Peruvian activists and farmers on trial for protesting against Tía María mining project

District attorney of Arequipa has demanded up to 30 years in jail for all the leaders who opposed the Tía María mining project and led the resistance struggle against it

March 07, 2020 by Peoples Dispatch
Protesters against the Tía María mine

The trial of social activists and farmers, who led the protests against the construction of the Tía María copper mine in March 2015, began on March 3 at the High Court of Arequipa region, Peru. Around 15 social and political leaders have been accused of illicit association, extortion, hindering public services and causing disturbances to the State.

District attorney of Arequipa, María Cabana, argued that the social protests were used by these leaders for obtaining economic benefits. Cabana accused the grassroots activist and former president of the Defense Front of the Tambo Valley, Pepe Julio Gutiérrez, of forming an alleged criminal organization and demanding 1.5 million USD from the Mexican Mining company, Southern Copper Corporation (SCC), in exchange for stopping the protests. She added that during the development of the protests, there were acts of violence that affected public and private properties and services and disturbed the functioning of the State.

Cabana has asked for 30 years in prison for Gutiérrez, while for others, between 10 and 20 years prison sentences. In addition, the attorney has demanded that the leaders pay 10.2 million Peruvian soles (approximately 3 million US dollars) as civil reparation, jointly, for affecting the State.
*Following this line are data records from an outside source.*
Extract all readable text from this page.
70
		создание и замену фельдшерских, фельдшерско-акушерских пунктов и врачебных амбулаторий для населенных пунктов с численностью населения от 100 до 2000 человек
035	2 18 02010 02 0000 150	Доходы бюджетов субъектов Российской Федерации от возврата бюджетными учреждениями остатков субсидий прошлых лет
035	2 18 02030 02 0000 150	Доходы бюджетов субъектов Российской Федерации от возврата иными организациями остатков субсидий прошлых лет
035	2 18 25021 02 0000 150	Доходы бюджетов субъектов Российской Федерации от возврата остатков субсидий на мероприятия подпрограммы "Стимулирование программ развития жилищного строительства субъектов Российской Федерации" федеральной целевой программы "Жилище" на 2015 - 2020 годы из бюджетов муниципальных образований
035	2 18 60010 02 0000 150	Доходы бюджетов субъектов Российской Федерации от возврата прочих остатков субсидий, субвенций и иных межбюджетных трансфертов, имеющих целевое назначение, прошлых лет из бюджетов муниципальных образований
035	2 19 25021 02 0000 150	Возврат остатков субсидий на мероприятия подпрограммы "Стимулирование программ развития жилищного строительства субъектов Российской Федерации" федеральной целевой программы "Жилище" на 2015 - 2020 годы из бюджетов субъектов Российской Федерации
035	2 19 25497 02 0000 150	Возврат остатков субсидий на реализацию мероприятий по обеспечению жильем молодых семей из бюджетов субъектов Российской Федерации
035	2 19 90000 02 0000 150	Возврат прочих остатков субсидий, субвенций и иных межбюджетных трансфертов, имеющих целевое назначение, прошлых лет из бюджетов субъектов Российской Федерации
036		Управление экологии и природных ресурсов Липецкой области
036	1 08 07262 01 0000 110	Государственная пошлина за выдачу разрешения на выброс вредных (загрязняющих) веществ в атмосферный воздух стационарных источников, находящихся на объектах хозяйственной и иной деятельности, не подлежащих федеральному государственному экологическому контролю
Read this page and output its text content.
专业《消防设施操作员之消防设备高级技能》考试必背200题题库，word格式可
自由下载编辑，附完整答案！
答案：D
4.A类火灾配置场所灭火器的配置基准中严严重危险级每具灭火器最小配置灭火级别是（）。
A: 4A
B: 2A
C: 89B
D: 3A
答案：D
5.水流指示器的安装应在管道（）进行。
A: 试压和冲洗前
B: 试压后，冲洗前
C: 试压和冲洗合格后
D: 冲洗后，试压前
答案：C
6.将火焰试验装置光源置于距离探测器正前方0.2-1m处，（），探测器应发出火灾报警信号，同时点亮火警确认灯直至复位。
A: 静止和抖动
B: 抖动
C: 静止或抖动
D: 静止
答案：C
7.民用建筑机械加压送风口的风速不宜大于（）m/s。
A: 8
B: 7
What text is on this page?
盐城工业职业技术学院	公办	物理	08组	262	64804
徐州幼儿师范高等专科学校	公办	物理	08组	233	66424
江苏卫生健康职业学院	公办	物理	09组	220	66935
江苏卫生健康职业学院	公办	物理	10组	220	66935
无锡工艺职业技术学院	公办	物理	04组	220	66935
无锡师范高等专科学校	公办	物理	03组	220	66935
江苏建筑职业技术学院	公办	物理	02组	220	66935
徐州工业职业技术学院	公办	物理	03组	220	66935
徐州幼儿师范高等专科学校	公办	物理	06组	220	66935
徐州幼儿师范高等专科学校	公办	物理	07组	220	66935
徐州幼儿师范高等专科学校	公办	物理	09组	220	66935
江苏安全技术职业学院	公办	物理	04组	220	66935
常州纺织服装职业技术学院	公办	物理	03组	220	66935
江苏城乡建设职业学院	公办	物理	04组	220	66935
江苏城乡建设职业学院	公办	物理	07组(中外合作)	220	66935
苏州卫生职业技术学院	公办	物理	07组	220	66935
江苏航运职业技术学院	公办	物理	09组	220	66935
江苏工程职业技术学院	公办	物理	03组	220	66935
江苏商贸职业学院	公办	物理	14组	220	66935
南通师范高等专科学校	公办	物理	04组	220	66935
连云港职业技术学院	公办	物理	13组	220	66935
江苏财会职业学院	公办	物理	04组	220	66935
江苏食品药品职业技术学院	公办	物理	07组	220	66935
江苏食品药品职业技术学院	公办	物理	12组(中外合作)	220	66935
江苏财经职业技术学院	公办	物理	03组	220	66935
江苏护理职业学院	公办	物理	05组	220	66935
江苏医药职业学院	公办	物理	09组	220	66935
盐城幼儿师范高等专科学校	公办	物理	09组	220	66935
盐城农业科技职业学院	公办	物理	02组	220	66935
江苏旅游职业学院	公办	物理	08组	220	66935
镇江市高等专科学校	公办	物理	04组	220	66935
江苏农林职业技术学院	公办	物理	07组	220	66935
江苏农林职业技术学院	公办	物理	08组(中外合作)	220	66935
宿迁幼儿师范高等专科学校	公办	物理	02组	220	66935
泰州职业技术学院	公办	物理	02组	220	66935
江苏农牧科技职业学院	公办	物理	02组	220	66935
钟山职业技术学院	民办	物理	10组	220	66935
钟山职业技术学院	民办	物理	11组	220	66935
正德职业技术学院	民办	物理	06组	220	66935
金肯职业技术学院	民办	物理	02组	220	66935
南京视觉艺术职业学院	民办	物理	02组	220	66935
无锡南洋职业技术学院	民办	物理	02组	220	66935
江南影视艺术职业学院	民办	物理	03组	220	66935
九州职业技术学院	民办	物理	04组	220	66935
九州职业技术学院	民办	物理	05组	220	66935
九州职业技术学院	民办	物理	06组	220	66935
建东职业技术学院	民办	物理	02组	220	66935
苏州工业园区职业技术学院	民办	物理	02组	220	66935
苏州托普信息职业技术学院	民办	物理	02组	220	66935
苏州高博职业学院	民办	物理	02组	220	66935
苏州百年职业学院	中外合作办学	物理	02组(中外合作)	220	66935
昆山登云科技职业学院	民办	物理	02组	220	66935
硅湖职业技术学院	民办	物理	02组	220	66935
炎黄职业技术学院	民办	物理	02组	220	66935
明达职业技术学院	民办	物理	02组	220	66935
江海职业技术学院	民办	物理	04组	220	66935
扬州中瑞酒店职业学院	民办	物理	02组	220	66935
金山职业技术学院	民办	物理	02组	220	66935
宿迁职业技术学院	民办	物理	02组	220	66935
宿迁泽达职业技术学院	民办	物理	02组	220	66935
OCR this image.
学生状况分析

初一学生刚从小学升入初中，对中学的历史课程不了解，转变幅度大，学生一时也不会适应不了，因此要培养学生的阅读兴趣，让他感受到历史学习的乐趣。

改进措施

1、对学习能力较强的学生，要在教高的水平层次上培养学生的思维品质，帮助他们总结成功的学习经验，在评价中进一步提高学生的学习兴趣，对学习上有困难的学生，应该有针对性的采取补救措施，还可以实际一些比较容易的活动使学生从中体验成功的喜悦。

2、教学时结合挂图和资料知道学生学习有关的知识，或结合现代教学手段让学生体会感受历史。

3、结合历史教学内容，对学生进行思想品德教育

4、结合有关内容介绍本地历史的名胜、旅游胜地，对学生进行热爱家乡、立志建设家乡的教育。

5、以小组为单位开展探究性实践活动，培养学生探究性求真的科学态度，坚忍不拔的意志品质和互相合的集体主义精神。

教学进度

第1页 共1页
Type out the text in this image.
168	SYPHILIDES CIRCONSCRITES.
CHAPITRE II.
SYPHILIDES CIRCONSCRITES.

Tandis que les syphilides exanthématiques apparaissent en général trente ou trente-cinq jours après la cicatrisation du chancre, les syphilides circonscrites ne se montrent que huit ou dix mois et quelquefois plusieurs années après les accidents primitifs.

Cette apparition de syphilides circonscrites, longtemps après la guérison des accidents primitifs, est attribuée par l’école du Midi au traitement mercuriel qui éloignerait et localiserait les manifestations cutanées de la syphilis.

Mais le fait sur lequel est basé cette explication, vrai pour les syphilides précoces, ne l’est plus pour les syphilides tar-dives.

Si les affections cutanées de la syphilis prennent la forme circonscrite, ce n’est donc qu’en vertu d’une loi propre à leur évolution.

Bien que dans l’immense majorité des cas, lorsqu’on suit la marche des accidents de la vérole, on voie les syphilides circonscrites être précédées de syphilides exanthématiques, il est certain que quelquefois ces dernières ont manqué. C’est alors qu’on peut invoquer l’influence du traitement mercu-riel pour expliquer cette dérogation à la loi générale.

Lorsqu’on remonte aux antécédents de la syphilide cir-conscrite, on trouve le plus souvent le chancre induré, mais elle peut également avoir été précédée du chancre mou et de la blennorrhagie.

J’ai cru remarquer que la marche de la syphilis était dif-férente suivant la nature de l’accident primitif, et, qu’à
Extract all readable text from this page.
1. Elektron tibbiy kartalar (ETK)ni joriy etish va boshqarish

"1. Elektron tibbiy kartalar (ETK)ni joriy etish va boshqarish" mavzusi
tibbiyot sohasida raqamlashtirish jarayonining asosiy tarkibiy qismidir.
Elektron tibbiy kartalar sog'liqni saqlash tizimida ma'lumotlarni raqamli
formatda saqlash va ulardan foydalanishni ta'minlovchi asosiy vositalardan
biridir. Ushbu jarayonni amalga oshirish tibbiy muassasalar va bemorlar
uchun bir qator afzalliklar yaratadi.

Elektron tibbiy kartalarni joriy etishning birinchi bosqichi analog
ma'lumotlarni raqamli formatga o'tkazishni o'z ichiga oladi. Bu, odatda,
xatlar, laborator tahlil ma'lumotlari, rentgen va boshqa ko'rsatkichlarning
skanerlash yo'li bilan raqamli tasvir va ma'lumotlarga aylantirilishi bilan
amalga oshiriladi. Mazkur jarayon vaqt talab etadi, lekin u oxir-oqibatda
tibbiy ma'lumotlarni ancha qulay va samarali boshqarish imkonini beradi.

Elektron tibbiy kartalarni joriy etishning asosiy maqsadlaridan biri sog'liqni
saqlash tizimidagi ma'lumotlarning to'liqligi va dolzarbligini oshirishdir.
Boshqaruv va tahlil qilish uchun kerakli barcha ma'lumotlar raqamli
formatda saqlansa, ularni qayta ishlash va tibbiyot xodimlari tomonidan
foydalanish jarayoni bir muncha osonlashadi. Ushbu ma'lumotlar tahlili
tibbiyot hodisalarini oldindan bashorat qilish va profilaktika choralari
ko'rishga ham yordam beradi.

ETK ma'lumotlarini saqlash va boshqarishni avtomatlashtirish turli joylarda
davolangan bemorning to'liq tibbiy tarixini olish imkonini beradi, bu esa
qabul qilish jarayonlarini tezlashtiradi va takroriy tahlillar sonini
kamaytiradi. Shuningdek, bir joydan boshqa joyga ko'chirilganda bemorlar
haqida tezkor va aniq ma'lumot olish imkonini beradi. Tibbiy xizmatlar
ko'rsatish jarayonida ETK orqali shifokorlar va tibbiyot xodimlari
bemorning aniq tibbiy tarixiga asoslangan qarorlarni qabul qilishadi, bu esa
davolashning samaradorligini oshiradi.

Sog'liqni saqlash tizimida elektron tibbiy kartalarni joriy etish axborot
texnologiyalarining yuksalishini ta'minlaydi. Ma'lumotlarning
The amount has been requested to cover the per diem, transportation and implements expenses of the police that were sent from Lima to Islay to suppress the protests and to repair the roads damaged during the clashes.

The leaders have rejected the prosecution of the Public Ministry and have alleged that there is a persecution on part of the government.

Many of these social leaders and farmers were also a part of the resistance struggle against the same mining project last year.

In July 2019, thousands of farmers and inhabitants of the Tambo Valley in the Islay province of Arequipa region, where the Tía María mine is located, began an indefinite strike after the Ministry of Energy and Mines gave the construction license to the SCC to resumen the construction of long-resisted mining project, ignoring the negative consequences that the mining activities will have to the environment and agriculture.

However, despite the strong four-month-long resistance by environmentalists, inhabitants, farmers, provincial and regional authorities, enduring heavy police repression, on October 30, 2019, the neoliberal right-wing government gave the green light to the project.

The construction of the mine began in 2003. However, in 2011, the project was put on hold after a series of protests carried out against it by the inhabitants of the region. Resistance to the project began again in 2015, when the government proposed to reopen it. In both moments of resistance to the project, the violent repression of protesters by national security forces caused several deaths and injuries.

Five years later, the capitalist Peruvian State has charged citizens and activists with false accusations and has demanded compensation from them for the crimes, for which the state itself was responsible.

In addition to Gutiérrez, the case includes the president of the Board of Users of the Tambo Valley, Jesús Cornejo; the lawyer Jesús Gómez Urquizo; the mayors Richard Ale Cruz and Julio Cornejo Reynoso; and former mayors José Ramos Carrera and Jaime De la Cruz Gallegos, and other leaders such as Miguel Meza Igme, Luis Alberto Justo Laredo, Esteban Pareja Prado, Martín Juárez Bernedo, Víctor Zeballos Ortiz, Juan Colquehuanca, Justo Paredes Torres, Jorge del Carpio Lazo, Martín Juárez Bernedo, Juan Manuel Meza Idme and Héctor Herrera Herrera.